Inaugurato sabato il cantiere del Polo Sicurezza di Castel Maggiore, che ospiterà il comando dei Carabinieri, la Polizia Municipale, il COC della Protezione Civile e una stanza speciale per le donne vittime di violenza
La cerimonia di posa della prima pietra del nuovo Polo Sicurezza si è svolta nella mattinata di sabato 25 novembre, a Castel Maggiore, in provincia di Bologna. Sotto l’egida del sindaco, Belinda Gottardi, e del Comandante Generale dell’Arma dei Carabinieri, Tullio Del Sette, si è dato il via alla costruzione di un impianto che non riguarderà solo la caserma dei carabinieri, ma sarà atto ad ospitare anche il presidio di Polizia Municipale, il Centro Operativo Comunale di Protezione Civile e, soprattutto, il progetto dedicato alle donne vittime di violenza Una stanza tutta per sé.
Al fine di ovviare all’evidente obsolescenza della caserma dei carabinieri, già presente sul territorio di Castel Maggiore e che ormai non appare più idonea alle esigenze, il Comune ha deciso di stanziare circa 1.800.000 euro per la realizzazione di un Polo Sicurezza che ingloberà in sé più unità operative per offrire ai cittadini una migliore prontezza nel fronteggiare le emergenze. Un simile assetto, infatti, garantisce una maggiore intesa e collaborazione fra le forze di polizia, all’interno di una circoscrizione che diviene automaticamente più protetta e salvaguardata. L’inevitabile contatto delle forze in campo, quindi, permette di stabilire, in tempi sempre più celeri, linee d’azione coese e pratiche.
L’impianto sarà, inoltre, perfettamente inserito nel contesto circostante. Verranno, infatti, piantati oltre duecento alberi che valorizzino il panorama vegetale, ma al contempo creino una barriera naturale fra chi frequenta il parco adiacente e chi si trova invece all’interno della struttura.

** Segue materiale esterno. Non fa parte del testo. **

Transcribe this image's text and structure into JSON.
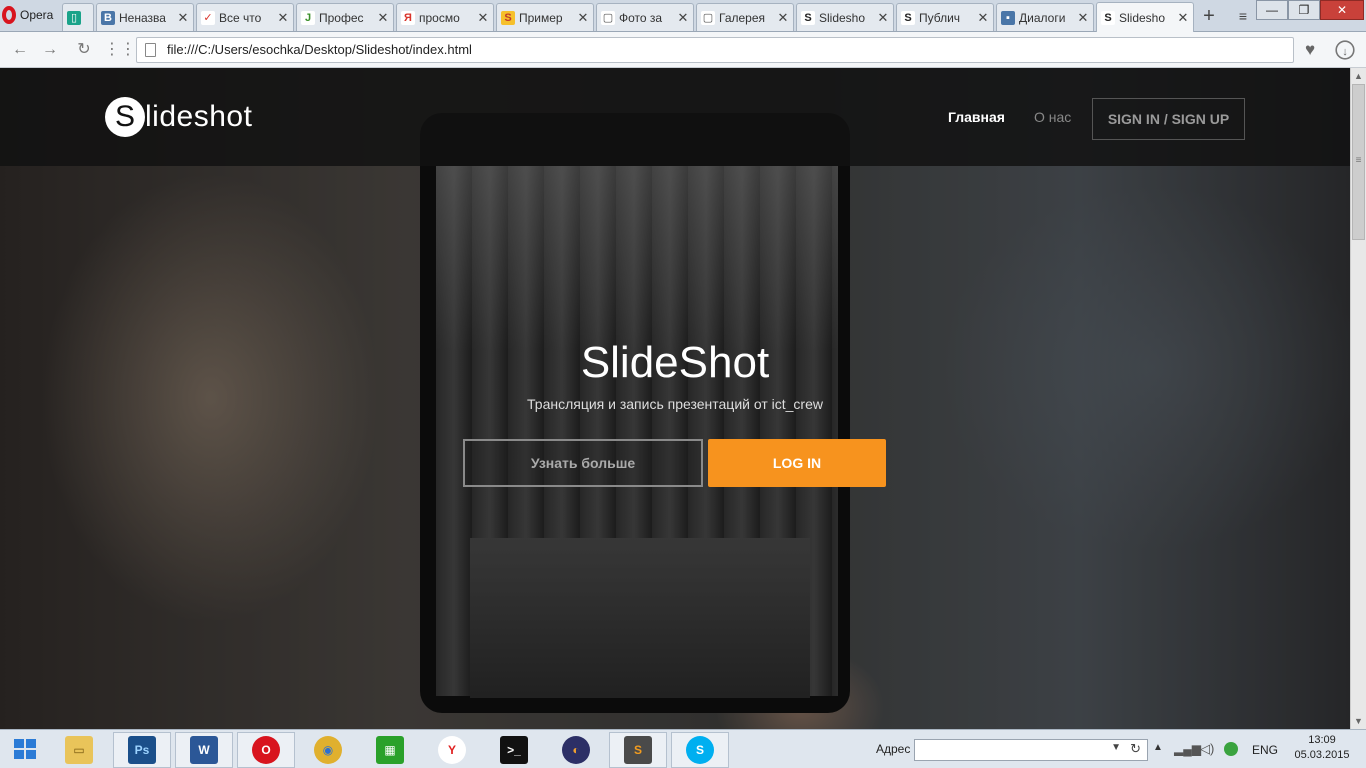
{
  "browser": {
    "opera_label": "Opera",
    "tabs": [
      {
        "title": "",
        "fav_bg": "#1aa38a",
        "fav_glyph": "▯"
      },
      {
        "title": "Неназва",
        "fav_bg": "#4a76a8",
        "fav_glyph": "B"
      },
      {
        "title": "Все что",
        "fav_bg": "#d9332b",
        "fav_glyph": "✓"
      },
      {
        "title": "Профес",
        "fav_bg": "#3a8f2a",
        "fav_glyph": "J"
      },
      {
        "title": "просмо",
        "fav_bg": "#e8e8e8",
        "fav_glyph": "Я"
      },
      {
        "title": "Пример",
        "fav_bg": "#f6c02c",
        "fav_glyph": "S"
      },
      {
        "title": "Фото за",
        "fav_bg": "#c7ccd2",
        "fav_glyph": "▢"
      },
      {
        "title": "Галерея",
        "fav_bg": "#c7ccd2",
        "fav_glyph": "▢"
      },
      {
        "title": "Slidesho",
        "fav_bg": "#f4f6f8",
        "fav_glyph": "S"
      },
      {
        "title": "Публич",
        "fav_bg": "#f4f6f8",
        "fav_glyph": "S"
      },
      {
        "title": "Диалоги",
        "fav_bg": "#4a76a8",
        "fav_glyph": "▪"
      },
      {
        "title": "Slidesho",
        "fav_bg": "#f4f6f8",
        "fav_glyph": "S"
      }
    ],
    "new_tab": "+",
    "tab_menu": "≡",
    "url": "file:///C:/Users/esochka/Desktop/Slideshot/index.html",
    "window_controls": {
      "minimize": "—",
      "maximize": "❐",
      "close": "✕"
    }
  },
  "site": {
    "brand_letter": "S",
    "brand_text": "lideshot",
    "nav": {
      "home": "Главная",
      "about": "О нас",
      "sign": "SIGN IN / SIGN UP"
    },
    "hero": {
      "title": "SlideShot",
      "subtitle": "Трансляция и запись презентаций от ict_crew",
      "more_button": "Узнать больше",
      "login_button": "LOG IN"
    },
    "accent_color": "#f7931e"
  },
  "taskbar": {
    "apps": [
      {
        "name": "explorer",
        "glyph": "▭",
        "bg": "#e9c45a"
      },
      {
        "name": "photoshop",
        "glyph": "Ps",
        "bg": "#1b4f8a"
      },
      {
        "name": "word",
        "glyph": "W",
        "bg": "#2b5797"
      },
      {
        "name": "opera",
        "glyph": "O",
        "bg": "#d8141e"
      },
      {
        "name": "chrome",
        "glyph": "◉",
        "bg": "#e0b02e"
      },
      {
        "name": "store",
        "glyph": "▦",
        "bg": "#2aa12a"
      },
      {
        "name": "yandex",
        "glyph": "Y",
        "bg": "#e02020"
      },
      {
        "name": "cmd",
        "glyph": ">_",
        "bg": "#111111"
      },
      {
        "name": "eclipse",
        "glyph": "◐",
        "bg": "#2c2f66"
      },
      {
        "name": "sublime",
        "glyph": "S",
        "bg": "#4a4a4a"
      },
      {
        "name": "skype",
        "glyph": "S",
        "bg": "#00aff0"
      }
    ],
    "address_label": "Адрес",
    "address_value": "",
    "language": "ENG",
    "time": "13:09",
    "date": "05.03.2015"
  }
}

I tempi stimati per la realizzazione del progetto sono di 17 mesi e comprendono anche la costruzione di Una stanza tutta per sé. Si tratta di un particolare locale che, arredato con la massima empatia, è pensato per accogliere le donne vittime di violenza cosicché si sentano più predisposte a raccontare gli abusi subiti. Il progetto, però, si inserisce in un quadro più ampio, assecondando la specifica strategia preventiva adottata dall’Arma per approcciarsi, oltre che con le donne che intendono denunciare le proprie esperienze, con i minori. Inaugurata proprio in occasione della Giornata internazionale contro la violenza sulle donne, Una stanza tutta per sé dimostra sia la vicinanza delle forze dell’ordine ad una tematica troppo spesso sottovalutata, sia la loro capacità di trovare sempre nuovi strumenti d’appoggio e vicinanza per il cittadino.